Whenever the president finds that the entry of any aliens or of any class of aliens into the United States would be detrimental to the interests of the United States, he may by proclamation, and for such period as he shall deem necessary, suspend the entry of all aliens or any class of aliens as immigrants or nonimmigrants, or impose on the entry of aliens any restrictions he may deem to be appropriate.”

“I would add that, in Kleindienst v. Mandel (1972), the Supreme Court applied the ‘plenary power doctrine’ to the exclusion of people based on their political beliefs, despite the Free Speech Clause. The cases that Posner is referring to, together with Kleindienst, suggest that the exclusion of people based on their religious beliefs is likewise constitutional.”

He noted that, “at this point, the precedents counsel in favor of the constitutionality of such a rule.”

Posner pointed out there even is a precedent for Trump’s idea.

“In 1891, Congress passed a statute that made inadmissible people who practice polygamy (directed, at the time, at Mormons), and in 1907 extended this ban to people who ‘who admit their belief in the practice of polygamy.’ While Congress later repealed the latter provision (the former seems to be still on the books), no court – as far I know – ruled it unconstitutional.”

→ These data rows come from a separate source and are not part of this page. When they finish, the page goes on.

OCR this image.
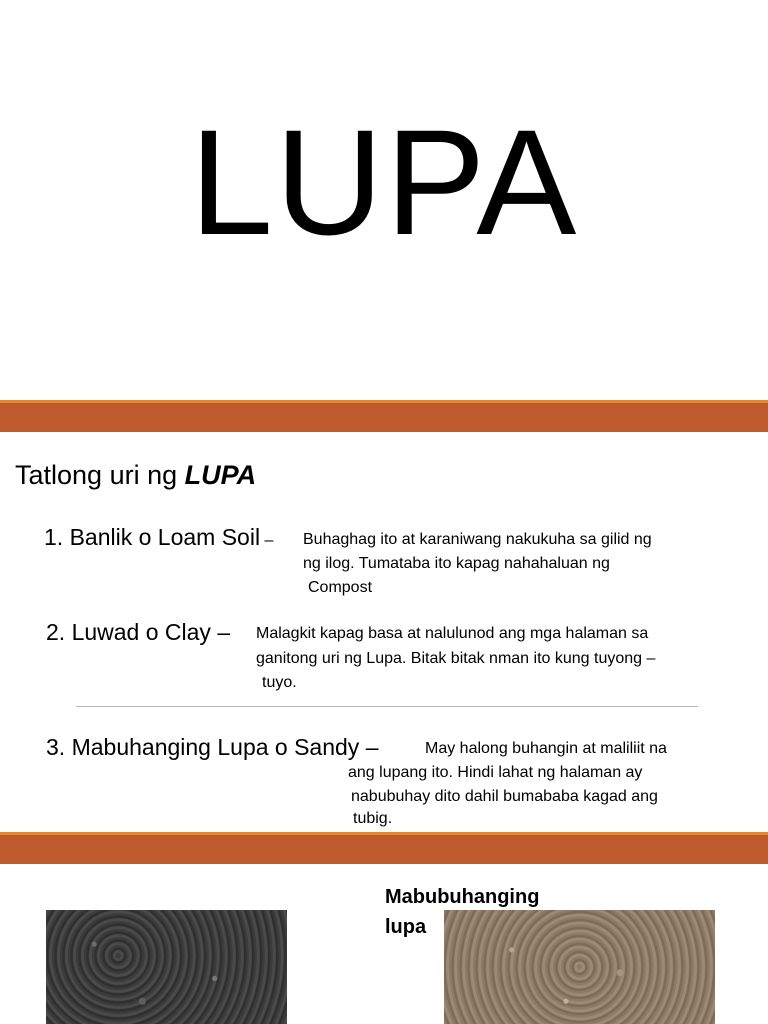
LUPA
Tatlong uri ng LUPA
1. Banlik o Loam Soil – Buhaghag ito at karaniwang nakukuha sa gilid ng
ng ilog. Tumataba ito kapag nahahaluan ng
Compost
2. Luwad o Clay – Malagkit kapag basa at nalulunod ang mga halaman sa
ganitong uri ng Lupa. Bitak bitak nman ito kung tuyong –
tuyo.
3. Mabuhanging Lupa o Sandy –	May halong buhangin at maliliit na
ang lupang ito. Hindi lahat ng halaman ay
nabubuhay dito dahil bumababa kagad ang
tubig.
Mabubuhanging
lupa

He said it’s clear, “The plenary power doctrine is universally loathed by scholars and some have argued that it is effectively a dead letter. But any honest answer to a journalist’s question about whether Trump’s plan to ban Muslim immigration is unconstitutional should start with the plenary powers doctrine, and observe that it would be an uphill battle to persuade the Supreme Court to abandon a century of precedent.”

He said it’s unfortunate that scholars – “who certainly know better” – are telling journalists who don’t like Trump’s ideas what they want to hear.

“Not everything that is stupid or offensive is unconstitutional,” he said.

The high court has reaffirmed the doctrine in a 1972 ruling denying entry to a self-described “revolutionary Marxist” from Belgium who sought a temporary visa.

UCLA law professor Eugene Volokh told Law Blog that Mr. Trump’s plan “may be a very bad idea, but under the plenary power doctrine it may very well be constitutional.”

It doesn’t appear that Mr. Trump would have to get congressional approval before advancing the Muslim ban, said Temple University law professor Peter Spiro. Congress has already given the president broad powers to suspend the entry of “any class of aliens as immigrants” if their entry would “be detrimental” to the nation’s interests.